For the first time in 19 years, I didn't do "the big dinner" on Thanksgiving. I don't intend to do the big Christmas dinner, either. I just don't have it in me to do them right now. We had a Thanksgiving-style dinner, but it wasn't *my* cooking. It's not just that I'm a good cook (which I am)....it's that the tradition wasn't there.
As a child, we didn't have many family events. Mom and I were pretty solitary before she met my stepdad; even then his family was fairly small. We still had "the big dinner" though, and the ritual was always so soothing.
Thanksgiving morning began with a fairly early breakfast; usually pancakes and sausage or something similar. Then, the women would start cooking. Turkey, stuffing, ham, potatoes, several veggies, salads, deviled eggs, trays of olives and pickles, rolls, and pies. Our dining room held a table that seated 10, a buffet, and a sideboard. Every surface that could hold food did, plus some left in the kitchen. The table was meticulously set with china and silver, cloth napkins, and all the good serving pieces. The big coffee urn was filled, sodas set out, pitchers of iced tea, milk, and juice joined them on the sideboard. Then, everyone gathered and found their seats. The children were seated at a small table in the kitchen, while the adults sat around the table. Then began the prayer of thanks, followed by the ritual of carving the turkey and passing dish after dish around the table. Plates were loaded for us kids and brought to our table. The food itself really has no memory for me (except the creamed onions - oh how I love them), but the spirit of the meal does.

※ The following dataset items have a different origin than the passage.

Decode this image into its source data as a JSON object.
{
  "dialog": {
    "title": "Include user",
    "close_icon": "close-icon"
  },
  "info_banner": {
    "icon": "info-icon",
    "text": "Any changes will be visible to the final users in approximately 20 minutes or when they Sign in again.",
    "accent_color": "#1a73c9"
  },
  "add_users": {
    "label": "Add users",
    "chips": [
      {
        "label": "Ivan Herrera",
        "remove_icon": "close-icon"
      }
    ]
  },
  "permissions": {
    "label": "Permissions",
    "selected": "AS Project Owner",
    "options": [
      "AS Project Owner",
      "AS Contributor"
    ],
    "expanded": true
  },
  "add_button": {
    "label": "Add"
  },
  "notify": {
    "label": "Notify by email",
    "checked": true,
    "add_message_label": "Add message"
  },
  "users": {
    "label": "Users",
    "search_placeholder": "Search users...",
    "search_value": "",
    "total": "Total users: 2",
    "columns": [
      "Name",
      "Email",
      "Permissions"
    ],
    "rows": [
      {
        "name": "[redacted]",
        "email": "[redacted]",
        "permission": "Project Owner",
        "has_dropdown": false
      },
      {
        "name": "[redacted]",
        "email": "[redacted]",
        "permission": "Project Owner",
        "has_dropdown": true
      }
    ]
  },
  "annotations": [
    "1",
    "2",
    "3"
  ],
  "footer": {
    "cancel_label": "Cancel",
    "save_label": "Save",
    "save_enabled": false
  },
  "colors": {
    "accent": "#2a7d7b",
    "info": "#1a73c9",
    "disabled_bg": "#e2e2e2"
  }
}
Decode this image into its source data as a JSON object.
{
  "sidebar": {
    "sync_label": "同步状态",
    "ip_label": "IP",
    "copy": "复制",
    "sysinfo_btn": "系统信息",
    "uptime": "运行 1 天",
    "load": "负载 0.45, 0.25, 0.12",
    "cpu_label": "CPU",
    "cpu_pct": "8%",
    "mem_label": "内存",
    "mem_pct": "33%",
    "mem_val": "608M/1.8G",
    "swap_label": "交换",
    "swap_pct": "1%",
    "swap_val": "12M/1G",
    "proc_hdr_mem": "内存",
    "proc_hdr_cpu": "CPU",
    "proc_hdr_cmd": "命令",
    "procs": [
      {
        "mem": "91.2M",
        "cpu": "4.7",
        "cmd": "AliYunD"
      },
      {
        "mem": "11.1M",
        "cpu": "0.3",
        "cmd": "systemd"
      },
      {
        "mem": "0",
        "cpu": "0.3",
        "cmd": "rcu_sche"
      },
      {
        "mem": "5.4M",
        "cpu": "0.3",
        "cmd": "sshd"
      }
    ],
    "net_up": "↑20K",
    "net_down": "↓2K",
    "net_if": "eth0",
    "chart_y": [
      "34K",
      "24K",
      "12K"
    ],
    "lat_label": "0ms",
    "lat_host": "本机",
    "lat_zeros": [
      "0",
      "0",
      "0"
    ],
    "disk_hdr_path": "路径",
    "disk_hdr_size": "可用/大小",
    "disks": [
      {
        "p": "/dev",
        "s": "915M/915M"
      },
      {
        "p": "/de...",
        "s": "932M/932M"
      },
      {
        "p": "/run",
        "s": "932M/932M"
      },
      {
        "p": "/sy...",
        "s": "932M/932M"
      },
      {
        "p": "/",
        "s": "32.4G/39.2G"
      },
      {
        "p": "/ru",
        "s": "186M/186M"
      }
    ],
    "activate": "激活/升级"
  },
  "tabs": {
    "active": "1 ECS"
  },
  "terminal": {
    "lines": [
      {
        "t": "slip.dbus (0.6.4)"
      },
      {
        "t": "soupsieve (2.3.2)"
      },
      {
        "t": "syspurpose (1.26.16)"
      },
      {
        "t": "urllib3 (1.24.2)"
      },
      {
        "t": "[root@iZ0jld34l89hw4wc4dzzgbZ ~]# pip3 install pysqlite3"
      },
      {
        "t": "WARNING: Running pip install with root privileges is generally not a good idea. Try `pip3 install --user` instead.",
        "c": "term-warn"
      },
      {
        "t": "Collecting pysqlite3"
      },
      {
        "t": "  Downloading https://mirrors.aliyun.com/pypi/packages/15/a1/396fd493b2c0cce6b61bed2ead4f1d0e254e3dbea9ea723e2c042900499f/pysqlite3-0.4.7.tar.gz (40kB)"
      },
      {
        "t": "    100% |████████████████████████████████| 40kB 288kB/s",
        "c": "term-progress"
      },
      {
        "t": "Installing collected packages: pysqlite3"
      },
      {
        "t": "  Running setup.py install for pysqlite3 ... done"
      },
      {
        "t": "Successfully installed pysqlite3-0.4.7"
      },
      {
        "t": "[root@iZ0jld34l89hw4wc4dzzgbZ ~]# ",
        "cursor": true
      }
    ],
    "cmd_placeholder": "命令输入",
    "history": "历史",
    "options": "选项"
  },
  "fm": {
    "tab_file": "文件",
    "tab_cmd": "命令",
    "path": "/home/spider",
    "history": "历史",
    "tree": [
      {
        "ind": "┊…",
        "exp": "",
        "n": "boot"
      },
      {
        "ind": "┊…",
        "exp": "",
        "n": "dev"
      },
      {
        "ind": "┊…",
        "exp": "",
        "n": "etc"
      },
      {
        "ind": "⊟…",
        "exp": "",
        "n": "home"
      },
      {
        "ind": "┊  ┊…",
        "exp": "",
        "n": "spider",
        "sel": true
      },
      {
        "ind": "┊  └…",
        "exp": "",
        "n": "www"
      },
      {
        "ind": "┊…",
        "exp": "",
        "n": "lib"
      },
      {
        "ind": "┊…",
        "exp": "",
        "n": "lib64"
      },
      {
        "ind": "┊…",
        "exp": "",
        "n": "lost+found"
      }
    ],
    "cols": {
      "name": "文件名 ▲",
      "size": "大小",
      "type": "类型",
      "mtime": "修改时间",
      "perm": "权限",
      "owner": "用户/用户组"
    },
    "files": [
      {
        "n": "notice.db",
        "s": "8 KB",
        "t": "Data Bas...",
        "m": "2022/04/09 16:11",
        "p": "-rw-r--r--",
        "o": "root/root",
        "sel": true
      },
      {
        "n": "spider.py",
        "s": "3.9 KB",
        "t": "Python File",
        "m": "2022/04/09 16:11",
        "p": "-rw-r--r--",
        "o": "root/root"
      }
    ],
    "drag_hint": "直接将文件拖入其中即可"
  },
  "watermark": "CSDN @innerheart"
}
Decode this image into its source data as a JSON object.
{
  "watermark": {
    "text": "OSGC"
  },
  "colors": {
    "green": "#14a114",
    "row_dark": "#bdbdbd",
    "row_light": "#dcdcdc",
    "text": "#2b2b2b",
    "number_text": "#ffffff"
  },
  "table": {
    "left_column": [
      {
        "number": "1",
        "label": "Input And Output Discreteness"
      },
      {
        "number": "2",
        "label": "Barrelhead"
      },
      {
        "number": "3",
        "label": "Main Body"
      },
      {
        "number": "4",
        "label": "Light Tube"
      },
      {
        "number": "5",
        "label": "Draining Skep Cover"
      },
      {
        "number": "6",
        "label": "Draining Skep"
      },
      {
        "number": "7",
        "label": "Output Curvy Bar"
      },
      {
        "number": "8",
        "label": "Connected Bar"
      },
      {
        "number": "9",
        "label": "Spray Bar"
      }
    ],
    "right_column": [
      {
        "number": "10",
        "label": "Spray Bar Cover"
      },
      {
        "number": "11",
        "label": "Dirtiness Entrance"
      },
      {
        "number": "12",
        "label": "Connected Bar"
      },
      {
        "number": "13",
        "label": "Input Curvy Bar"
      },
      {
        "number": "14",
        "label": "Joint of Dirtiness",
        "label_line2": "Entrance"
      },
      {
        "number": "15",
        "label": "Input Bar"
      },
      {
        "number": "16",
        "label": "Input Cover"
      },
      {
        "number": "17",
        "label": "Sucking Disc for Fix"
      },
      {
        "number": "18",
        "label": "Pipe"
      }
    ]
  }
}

After everyone had eaten their share, the kids were sent to the family room while the grown ups cleaned up. This was before every household had TV with a million channels, so we likely watched a Christmas movie on one of the few channels we received, or we laid on the floor in a stuffed stupor. Once the kitchen was clean and the dining room re-assembled, we would play fun games together like Charades and such. There was such a feeling of joy and togetherness that I relished the holidays.
I've tried over the years to preserve that tradition. I've done what I could to make each year's holiday as festive as those I remembered from the past. I've spent as much as 8 hours in the kitchen at a time, toiling over pots and pans and fretting about how I would keep everything hot at once.
With the stress of grandma's issues and the tight budget we are living on, I had no desire to put the effort into the tradition this year. My therapist challenged me when I told her I had decided not to do it and asked if I thought I was depriving Faith of a memorable experience. Honestly, with what we have gone through recently, I don't think I am. I know in my heart that next year will be amazing and new traditions will be started....but this year, my heart isn't in it.